Auch wenn der Professor nicht so weit geht, von echten psychischen Schäden zu sprechen, er nimmt das Problem sehr ernst. Und sensibilisiert Sportlehrer dafür. Zum Beispiel macht er ihnen klar, dass nicht alle so leistungsfähig sind, wie sie als Sport-Cracks, die eine Sporteignungsprüfung bestanden haben. Und dass sie Noten nicht nur nach dem Höher-Schneller-Weiter-Prinzip vergeben müssen, sondern zum Beispiel auch den persönlichen Lernfortschritt, die Mannschaftsleistung oder die soziale Unterstützung anderer benoten können.

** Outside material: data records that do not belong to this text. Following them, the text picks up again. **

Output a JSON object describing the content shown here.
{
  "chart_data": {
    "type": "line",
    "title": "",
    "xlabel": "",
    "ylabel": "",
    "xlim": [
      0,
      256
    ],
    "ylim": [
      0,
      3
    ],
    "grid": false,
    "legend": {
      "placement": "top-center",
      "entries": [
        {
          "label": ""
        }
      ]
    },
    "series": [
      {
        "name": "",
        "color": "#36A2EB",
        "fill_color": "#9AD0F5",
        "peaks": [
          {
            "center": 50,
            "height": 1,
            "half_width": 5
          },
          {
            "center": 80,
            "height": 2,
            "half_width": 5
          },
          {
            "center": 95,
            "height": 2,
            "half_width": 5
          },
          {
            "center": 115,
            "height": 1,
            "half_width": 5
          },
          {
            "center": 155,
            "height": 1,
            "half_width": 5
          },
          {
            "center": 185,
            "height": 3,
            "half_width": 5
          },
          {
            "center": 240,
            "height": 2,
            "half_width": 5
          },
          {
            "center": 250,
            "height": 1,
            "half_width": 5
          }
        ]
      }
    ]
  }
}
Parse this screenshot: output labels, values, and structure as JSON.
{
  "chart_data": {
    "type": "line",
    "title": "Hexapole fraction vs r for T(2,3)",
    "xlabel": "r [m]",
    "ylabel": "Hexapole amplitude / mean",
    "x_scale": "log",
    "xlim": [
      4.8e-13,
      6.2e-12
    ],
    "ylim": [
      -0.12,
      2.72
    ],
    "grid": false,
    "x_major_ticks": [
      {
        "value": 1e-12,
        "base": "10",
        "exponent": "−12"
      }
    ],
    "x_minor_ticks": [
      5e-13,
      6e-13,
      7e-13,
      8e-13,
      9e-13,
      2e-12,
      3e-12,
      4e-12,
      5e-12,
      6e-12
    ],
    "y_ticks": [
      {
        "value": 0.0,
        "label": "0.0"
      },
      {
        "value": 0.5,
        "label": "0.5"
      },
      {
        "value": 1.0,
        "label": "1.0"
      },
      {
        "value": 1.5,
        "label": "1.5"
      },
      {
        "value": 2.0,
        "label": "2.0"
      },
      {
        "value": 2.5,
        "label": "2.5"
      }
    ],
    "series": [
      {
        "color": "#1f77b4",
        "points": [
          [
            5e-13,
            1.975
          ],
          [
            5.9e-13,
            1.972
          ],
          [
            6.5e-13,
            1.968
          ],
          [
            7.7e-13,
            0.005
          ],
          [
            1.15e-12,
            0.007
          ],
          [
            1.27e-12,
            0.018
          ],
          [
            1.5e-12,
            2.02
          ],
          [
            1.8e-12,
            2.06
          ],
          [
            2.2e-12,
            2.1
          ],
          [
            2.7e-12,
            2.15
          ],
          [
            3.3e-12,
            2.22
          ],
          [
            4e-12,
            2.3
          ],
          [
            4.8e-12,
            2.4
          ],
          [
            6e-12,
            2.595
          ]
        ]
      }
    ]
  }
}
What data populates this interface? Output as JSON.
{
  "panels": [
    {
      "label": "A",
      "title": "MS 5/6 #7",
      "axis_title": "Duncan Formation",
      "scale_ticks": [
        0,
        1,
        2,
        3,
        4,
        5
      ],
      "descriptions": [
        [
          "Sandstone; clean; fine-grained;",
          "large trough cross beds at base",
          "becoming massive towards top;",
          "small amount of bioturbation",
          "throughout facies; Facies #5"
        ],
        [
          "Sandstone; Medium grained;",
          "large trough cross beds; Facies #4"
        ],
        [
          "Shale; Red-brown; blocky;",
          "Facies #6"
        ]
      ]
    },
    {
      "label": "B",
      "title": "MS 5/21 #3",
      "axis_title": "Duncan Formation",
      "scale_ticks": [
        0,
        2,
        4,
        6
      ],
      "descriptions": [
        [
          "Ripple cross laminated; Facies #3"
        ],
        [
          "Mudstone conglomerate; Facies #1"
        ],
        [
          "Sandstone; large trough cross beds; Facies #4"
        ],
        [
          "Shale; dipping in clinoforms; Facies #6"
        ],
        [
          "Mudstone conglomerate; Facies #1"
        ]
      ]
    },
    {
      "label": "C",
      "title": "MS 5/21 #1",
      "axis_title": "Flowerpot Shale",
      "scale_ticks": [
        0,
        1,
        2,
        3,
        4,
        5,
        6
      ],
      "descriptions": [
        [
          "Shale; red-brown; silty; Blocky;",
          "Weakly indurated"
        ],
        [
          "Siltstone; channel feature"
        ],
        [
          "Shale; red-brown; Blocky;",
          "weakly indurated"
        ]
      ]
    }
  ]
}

Sportnoten nicht nur nach Bestleistung

Also zum Beispiel eine besondere Anerkennung für alle, die am Barren zwar nicht so die Rakete sind, dafür aber Hilfestellung geben oder beim Fußball die Schiedsrichterin machen. Das Problem beim Sportunterricht ist oft, dass Sport zu einseitig inszeniert wird, sagt Sport-Prof Filip Mess, denn neben den Erfolgserlebnissen für eigene Bestleistungen ist zum Beispiel auch Teamgeist wichtig: "Dass die Klasse, dass die anderen, die mit mir Sport treiben, für mich persönlich wichtig sind, aber ich gleichzeitig auch weiß, dass ich persönlich für die Klasse wichtig bin. Und wenn der Sportunterricht sowas vermitteln kann, steigt auch die Motivation, sich zu bewegen."

Inzwischen gibt es immer mehr Lehrer, die das kapieren – und für alle, die nicht mehr in die Schule gehen: Mannschafts- und Fitnesstrainer, die oft genau wissen, wie sie uns dazu kriegen, Sport zu machen.